In 2017, keen to get a closer look at the consumer side, he considered joining PubNinja.

“It was a Facebook quiz app that the team was aware of, something that had become popular in a few months. They already had over 300 million users who had tried out the platform at least once. And for a firm with five engineers, that was big,” Vishwastam says. 

The team wanted to build a long-term sustainable business, and Vishwastam had never done a consumer-facing internet problem. However, eight months down the lane, Cambridge Analytica happened and Facebook put a stop to any form of data sharing. The idea came to a standstill. 


For the next few months, the team worked to build the next generation of social content management system PubNinja, for publishers.


Vishwastam worked on building technology for content discovery, monetisation, and a hosting platform for about a million daily active users (DAU). He also worked on evolving the adtech strategy and execution to build an industry leading yield platform for 300 million monthly impressions with the help of partners like Facebook, Google, Amazon etc.

Building for HackerEarth 

But this wasn’t the story he had signed up for, so in 2019, Vishwastam moved to HackerEarth. 

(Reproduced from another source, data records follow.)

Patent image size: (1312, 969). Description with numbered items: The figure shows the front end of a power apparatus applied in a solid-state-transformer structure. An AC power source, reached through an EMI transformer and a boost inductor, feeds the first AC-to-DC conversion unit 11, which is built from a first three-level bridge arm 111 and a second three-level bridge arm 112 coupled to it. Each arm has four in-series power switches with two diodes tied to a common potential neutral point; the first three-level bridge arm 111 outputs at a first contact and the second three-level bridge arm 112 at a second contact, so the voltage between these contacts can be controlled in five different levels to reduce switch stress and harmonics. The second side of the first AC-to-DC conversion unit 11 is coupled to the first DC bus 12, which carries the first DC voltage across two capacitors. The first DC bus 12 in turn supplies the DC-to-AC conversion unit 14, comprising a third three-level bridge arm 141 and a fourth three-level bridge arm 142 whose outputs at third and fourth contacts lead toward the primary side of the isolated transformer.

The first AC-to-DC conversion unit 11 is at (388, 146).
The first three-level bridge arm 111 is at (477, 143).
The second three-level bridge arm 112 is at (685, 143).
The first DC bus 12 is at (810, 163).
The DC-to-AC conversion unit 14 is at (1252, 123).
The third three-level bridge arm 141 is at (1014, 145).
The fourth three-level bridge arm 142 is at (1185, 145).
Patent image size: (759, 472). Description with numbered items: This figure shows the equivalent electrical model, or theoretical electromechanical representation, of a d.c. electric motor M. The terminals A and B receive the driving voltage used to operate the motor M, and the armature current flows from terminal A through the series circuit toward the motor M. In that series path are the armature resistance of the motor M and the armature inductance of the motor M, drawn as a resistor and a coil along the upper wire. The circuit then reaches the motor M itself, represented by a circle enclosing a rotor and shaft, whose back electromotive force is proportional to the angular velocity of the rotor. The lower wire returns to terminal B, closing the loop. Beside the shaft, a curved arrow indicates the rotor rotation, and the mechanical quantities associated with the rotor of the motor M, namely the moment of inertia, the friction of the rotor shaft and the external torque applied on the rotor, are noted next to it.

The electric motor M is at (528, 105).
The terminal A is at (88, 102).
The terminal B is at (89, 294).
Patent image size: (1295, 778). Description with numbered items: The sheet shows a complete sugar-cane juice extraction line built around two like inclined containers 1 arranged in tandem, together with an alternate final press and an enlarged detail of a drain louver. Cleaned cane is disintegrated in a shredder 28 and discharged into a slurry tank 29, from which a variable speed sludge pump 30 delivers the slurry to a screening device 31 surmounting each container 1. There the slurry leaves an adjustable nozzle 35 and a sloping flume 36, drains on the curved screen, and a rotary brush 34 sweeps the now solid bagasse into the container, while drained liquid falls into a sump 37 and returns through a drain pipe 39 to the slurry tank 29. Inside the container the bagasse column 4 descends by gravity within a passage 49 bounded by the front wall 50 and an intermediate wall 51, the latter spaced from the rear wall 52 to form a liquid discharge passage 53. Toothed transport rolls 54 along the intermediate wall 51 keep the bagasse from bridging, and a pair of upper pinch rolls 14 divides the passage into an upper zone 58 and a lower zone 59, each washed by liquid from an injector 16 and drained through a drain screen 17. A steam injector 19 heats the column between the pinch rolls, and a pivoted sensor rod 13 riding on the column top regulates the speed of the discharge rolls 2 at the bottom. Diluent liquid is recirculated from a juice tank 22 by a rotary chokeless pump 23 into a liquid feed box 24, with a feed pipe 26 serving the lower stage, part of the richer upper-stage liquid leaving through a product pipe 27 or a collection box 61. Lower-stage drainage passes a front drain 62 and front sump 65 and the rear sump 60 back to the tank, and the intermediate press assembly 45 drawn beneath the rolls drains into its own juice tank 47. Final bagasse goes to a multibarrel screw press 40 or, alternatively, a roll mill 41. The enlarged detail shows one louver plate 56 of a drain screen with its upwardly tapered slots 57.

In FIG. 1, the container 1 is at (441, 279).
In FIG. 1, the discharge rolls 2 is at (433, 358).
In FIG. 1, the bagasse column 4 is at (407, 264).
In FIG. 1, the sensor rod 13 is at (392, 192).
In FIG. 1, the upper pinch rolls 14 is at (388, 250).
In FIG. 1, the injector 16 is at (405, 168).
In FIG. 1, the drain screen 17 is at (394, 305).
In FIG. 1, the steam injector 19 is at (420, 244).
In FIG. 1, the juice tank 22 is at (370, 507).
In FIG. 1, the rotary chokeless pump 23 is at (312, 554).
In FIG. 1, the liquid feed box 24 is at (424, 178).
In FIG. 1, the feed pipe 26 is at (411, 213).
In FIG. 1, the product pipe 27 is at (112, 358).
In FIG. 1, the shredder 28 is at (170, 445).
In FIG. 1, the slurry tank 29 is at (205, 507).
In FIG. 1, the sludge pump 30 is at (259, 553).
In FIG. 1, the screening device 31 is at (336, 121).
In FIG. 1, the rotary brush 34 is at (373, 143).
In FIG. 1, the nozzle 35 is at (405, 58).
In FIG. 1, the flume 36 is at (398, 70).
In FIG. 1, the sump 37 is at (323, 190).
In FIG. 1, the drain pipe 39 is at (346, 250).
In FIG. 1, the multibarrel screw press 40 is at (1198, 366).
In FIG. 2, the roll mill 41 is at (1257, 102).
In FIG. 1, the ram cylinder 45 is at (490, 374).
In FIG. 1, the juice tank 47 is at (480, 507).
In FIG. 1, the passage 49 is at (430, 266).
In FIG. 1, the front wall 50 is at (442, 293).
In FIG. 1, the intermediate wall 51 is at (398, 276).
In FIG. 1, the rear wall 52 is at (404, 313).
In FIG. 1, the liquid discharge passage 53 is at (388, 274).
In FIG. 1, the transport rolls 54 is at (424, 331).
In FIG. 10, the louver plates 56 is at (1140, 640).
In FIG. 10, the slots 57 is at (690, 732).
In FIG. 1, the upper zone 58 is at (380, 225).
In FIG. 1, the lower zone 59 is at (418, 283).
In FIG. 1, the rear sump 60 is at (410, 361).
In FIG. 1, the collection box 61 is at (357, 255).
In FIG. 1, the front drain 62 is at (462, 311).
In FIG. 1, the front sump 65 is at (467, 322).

“We have a vision to match developers to the right opportunities, irrespective of their background. We are touching the lives of millions of developers. GitHub, which is the de facto developer platform, has 20-25 million developers...an Indian company building a community of this size is great. The opportunity to impact so many lives is something that is beautiful and amazing,” Vishwastam explains. 

In the early days, he focused on consolidating the people, processes, and product, and defined and chased metrics. He has also been working on Face Code, which he calls 'one of the most advanced video hiring tools'. 

“If I had to interview a developer today without using Face Code, I would typically get on Google Meet or Microsoft Teams and ask them to write code in their own editor, which isn’t visible to me, or use another online code writing tool not integrated to the system. With Face Code, we have a coding platform with a video interviewing tool. You can also do diagrams to explain the architecture or design,” Vishwastam says. He adds that the platform has AI abilities that help transcribe the interview.


What does he look for while hiring people? Two things: skill and attitude. 

Vishwastam says he can compromise on skill, not on attitude. “I look for people who have fire in their belly, people who go beyond their comfort zone to work alongside the team. It is important to take ownership.” 

What one advice would he give techies? Keep picking up on skills, he says. It is important to keep oneself updated on what is happening in the world of technology. 


“I like helping my team gain soft skills, negotiate ambiguous situations, help them take decisions as engineering leaders, or even as individual contributors. All of us are either gathering more information or making decisions.


"The ability to see through things like that and then to be able to put it in perspective, resolve ambiguity, or work with ambiguity is something I want my people to learn. People should be open to working with ambiguity.”